The persisted frame carries the turn’s two newly-saved message rows — the user message then the assistant message, oldest-first — as the same messages (id, role, content, createdAt) projection GET {basePath}/conversations/{id} returns. Emitted once on a successful turn, just before usage, it lets the client render the real rows (server ids + timestamps) and report the just-streamed assistant message immediately, instead of optimistically appending client-synthesised ids. It is omitted on a clarification turn (no answer to append) and on the error frame; when absent, the client keeps its optimistic, client-id append. Older clients ignore the unknown frame, so the addition is backward compatible.

4. Persist the user turn before the stream

Section titled “4. Persist the user turn before the stream”

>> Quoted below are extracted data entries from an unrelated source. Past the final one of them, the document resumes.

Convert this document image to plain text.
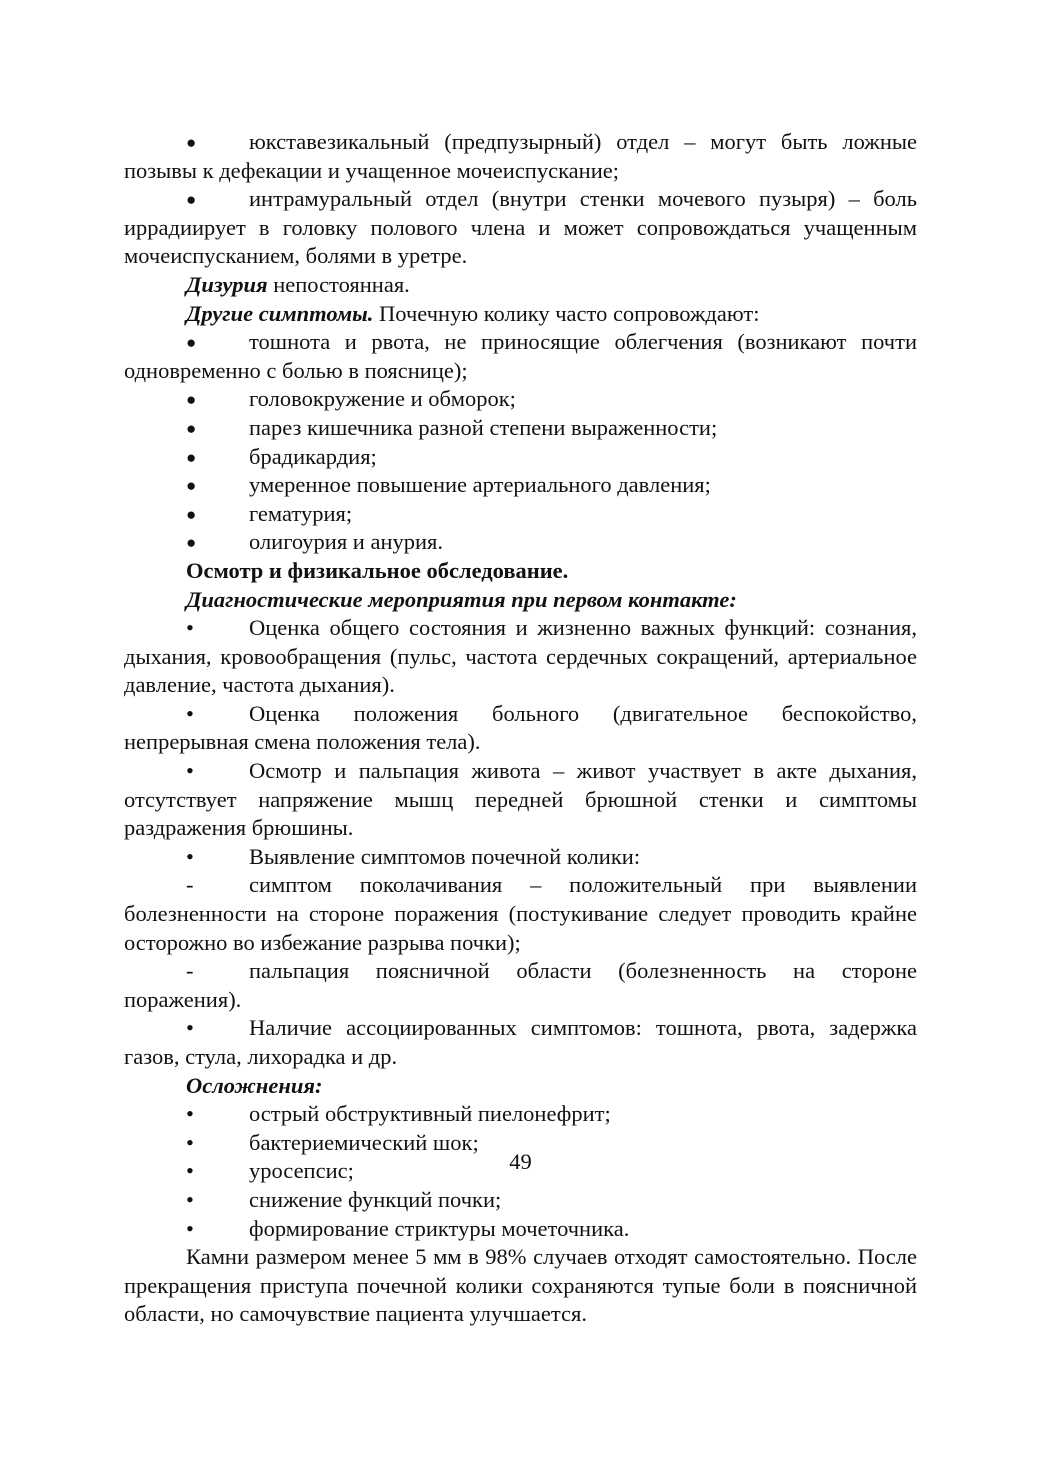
●	юкставезикальный (предпузырный) отдел – могут быть ложные позывы к дефекации и учащенное мочеиспускание;

●	интрамуральный отдел (внутри стенки мочевого пузыря) – боль иррадиирует в головку полового члена и может сопровождаться учащенным мочеиспусканием, болями в уретре.

Дизурия непостоянная.

Другие симптомы. Почечную колику часто сопровождают:

●	тошнота и рвота, не приносящие облегчения (возникают почти одновременно с болью в пояснице);

●	головокружение и обморок;

●	парез кишечника разной степени выраженности;

●	брадикардия;

●	умеренное повышение артериального давления;

●	гематурия;

●	олигоурия и анурия.

Осмотр и физикальное обследование.

Диагностические мероприятия при первом контакте:

•	Оценка общего состояния и жизненно важных функций: сознания, дыхания, кровообращения (пульс, частота сердечных сокращений, артериальное давление, частота дыхания).

•	Оценка положения больного (двигательное беспокойство, непрерывная смена положения тела).

•	Осмотр и пальпация живота – живот участвует в акте дыхания, отсутствует напряжение мышц передней брюшной стенки и симптомы раздражения брюшины.

•	Выявление симптомов почечной колики:

-	симптом поколачивания – положительный при выявлении болезненности на стороне поражения (постукивание следует проводить крайне осторожно во избежание разрыва почки);

-	пальпация поясничной области (болезненность на стороне поражения).

•	Наличие ассоциированных симптомов: тошнота, рвота, задержка газов, стула, лихорадка и др.

Осложнения:

•	острый обструктивный пиелонефрит;

•	бактериемический шок;

•	уросепсис;

•	снижение функций почки;

•	формирование стриктуры мочеточника.

Камни размером менее 5 мм в 98% случаев отходят самостоятельно. После прекращения приступа почечной колики сохраняются тупые боли в поясничной области, но самочувствие пациента улучшается.

49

StreamAsync persists the user message (and creates the conversation) before the loop runs, and appends the assistant turn at the end. Usage is stamped with a 5-second guard token so it records even if the client disconnects mid-stream, without leaking an orphaned write.

  • Time-to-first-byte drops to milliseconds; the answer streams token-by-token. The front keeps timeout: 0 (gaps between tokens remain legitimate).
  • Wire contract changegranit-front (@granit/ai-chat, @granit/ai) must render the new tool_call/tool_result frames and derive the thinking state. Handled as a separate front PR.
  • New dependency Microsoft.Extensions.AI 10.7.0 (MIT) — the middleware package, separate from the abstractions already referenced.
  • Behaviour shifts vs. the hand-rolled loop, by design: an unknown tool call is handled by the function-invoking client itself (error result fed back, loop continues) rather than the Granit invoker; the iteration cap (MaxIterationsMaximumIterationsPerRequest) allows one final round-trip that still wants tools, which is the signal used to report MaxIterationsReached.
  • Residual data-loss window (documented, accepted): the user turn is persisted before the stream, but the assistant turn is persisted only after it settles. A server crash between stream-end and persistence loses the assistant turn (regenerable); the user turn and conversation survive. Incremental assistant persistence is a possible future refinement.
  • Keep the hand-rolled loop, add streaming. Lower risk, but perpetuates a bespoke agentic loop that duplicates FunctionInvokingChatClient. Rejected in favour of the standard primitive.
  • Text-only streaming (no tool frames). Would not change the wire contract, but loses the live tool-status UX. Rejected — the product wants the Claude.ai-style experience.
  • Migrate to a pipeline-wide UseFunctionInvocation. A shared pipeline can’t hold per-run capture state (interrupt, outcomes); the orchestrator wraps the client locally instead, leaving the non-agentic /ai/workspaces chat path untouched.